Vargas a incarcéré un membre du clan Grandi qui dealait de la drogue mais le frère de l’homme « Oncle Joe » (Akim Tamiroff), que Susan Vargas surnomme « César au petit pied ridiculement désaxé », ourdit un complot visant à intimider Vargas en s’en prenant à sa femme afin de l’empêcher de témoigner à charge contre son clan familial. En parallèle, un jeune employé dans la même bourgade, Manolo Sanchez, est suspecté d’avoir voulu éliminer le riche père de sa petite amie Rudy Linnekar dont la voiture explose au terme d’une cavalcade dans Los Robles. L’explosion a lieu dans la zone américaine de la ville sous la juridiction de Hank Quinlan. Vargas soupçonne Quinlan d’avoir « piégé » Sanchez en falsifiant les preuves et entreprend d’enquêter sur lui.
Après 18 ans de diète, Quinlan renoue avec ses vieux démons d’alcoolisme et, avec la complicité de Grandi, échafaude un stratagème assorti d’une tentative de viol à l’encontre de Susan Vargas isolée dans un motel. L’aigreur générée par le meurtre non élucidé, trente ans en arrière, de sa femme a rendu Quinlan tracassier au point qu’il cherche à se dissoudre dans ses addictions. Il se réfugie dans le havre de quiétude que constitue l’ancienne maison de passes de Tanya (Marlène Dietrich), la gitane reconvertie en cartomancienne.
La scène finale quasi dantesque est le climax du film où Vargas traque Quinlan avec un appareil enregistreur grâce à la complicité de son bras droit Pete Menziès (Joseph Calleia) pour le confondre. Les derricks se dressent à l’horizon comme autant de symboles phalliques dénotant les ambitions manquées de Quinlan alors qu’il est mis en demeure de révéler sa véritable identité d’usurpateur dans un paysage lunaire de pont, de canaux et fossés d’écoulement putrides jonchés d’immondices d’où émerge le corps inerte en immersion de Quinlan.
Le bien est absolu tandis que le mal prolifère telle une tumeur maligne…

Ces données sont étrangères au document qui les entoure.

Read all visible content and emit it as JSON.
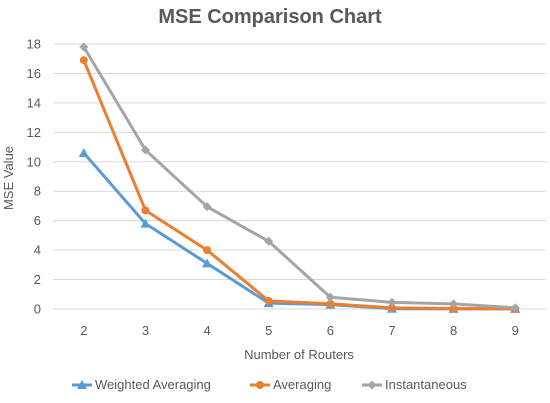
{
  "chart_data": {
    "type": "line",
    "title": "MSE Comparison Chart",
    "xlabel": "Number of Routers",
    "ylabel": "MSE Value",
    "x": [
      2,
      3,
      4,
      5,
      6,
      7,
      8,
      9
    ],
    "ylim": [
      0,
      18
    ],
    "yticks": [
      0,
      2,
      4,
      6,
      8,
      10,
      12,
      14,
      16,
      18
    ],
    "grid": true,
    "legend_position": "bottom",
    "series": [
      {
        "name": "Weighted Averaging",
        "color": "#5b9bd5",
        "marker": "triangle",
        "values": [
          10.6,
          5.8,
          3.1,
          0.4,
          0.3,
          0.02,
          0.01,
          0.01
        ]
      },
      {
        "name": "Averaging",
        "color": "#ed7d31",
        "marker": "circle",
        "values": [
          16.9,
          6.7,
          4.0,
          0.55,
          0.35,
          0.08,
          0.03,
          0.02
        ]
      },
      {
        "name": "Instantaneous",
        "color": "#a5a5a5",
        "marker": "diamond",
        "values": [
          17.8,
          10.8,
          6.95,
          4.6,
          0.8,
          0.45,
          0.35,
          0.08
        ]
      }
    ]
  }
}
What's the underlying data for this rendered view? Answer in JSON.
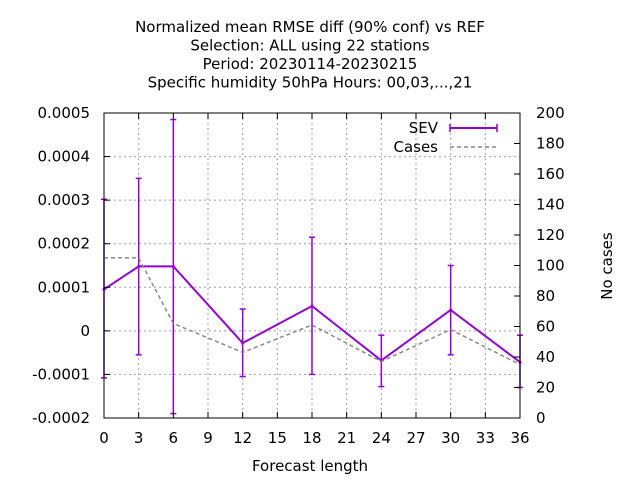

Orson Welles amalgame les deux histoires parallèles qui trouvent un dénouement incongru dans la quête de rédemption de Quinlan. Le réalisateur de Citizen Kane construit un film labyrinthique mariant un motif habituellement récurrent dans ses films: celui d’un personnage démesuré au thème de l’aveuglement. Dans un entretien resté fameux avec Peter Bogdanovitch, Welles insistera sur le fait que La soif du mal n’est pas à considérer comme un exercice autobiographique. Sa portée mélodramatique est un conflit entre des variations biaisées entre bien et mal. Quinlan est la personnification du mal. Le bien est absolu tandis que le mal prolifère comme une tumeur maligne…
La tragédie autour de Quinlan est sa régression et sa perte d’innocence. On peut voir dans ce personnage, pléthorique comme Falstaff, une métaphore monstrueuse, excroissance d’Orson Welles essayant désespérément de regagner un contrôle sur sa production alors que tout se désagrège autour de lui. Et Quinlan perd le contrôle des rênes de son stratagème homicide.
La puissance suggestive de La soif du mal, macabre et morbide dans le même temps, a scellé le sort du film et celui de Welles à Hollywood tandis que les pontes d’Hollywood ne voyaient aucune rationnalité à ce qu’ils interprétaient comme un ton provocateur. Mais l’expérience cinématique est prégnante qui nous transporte dans une sauvagerie maîtrisée quasi hypnotique.
Cette version longue restaurée 4K reconstruite de La soif du mal est distribuée en salles à compter du 25 juin par le team des Acacias emmené par Jean-Fabrice Janaudy.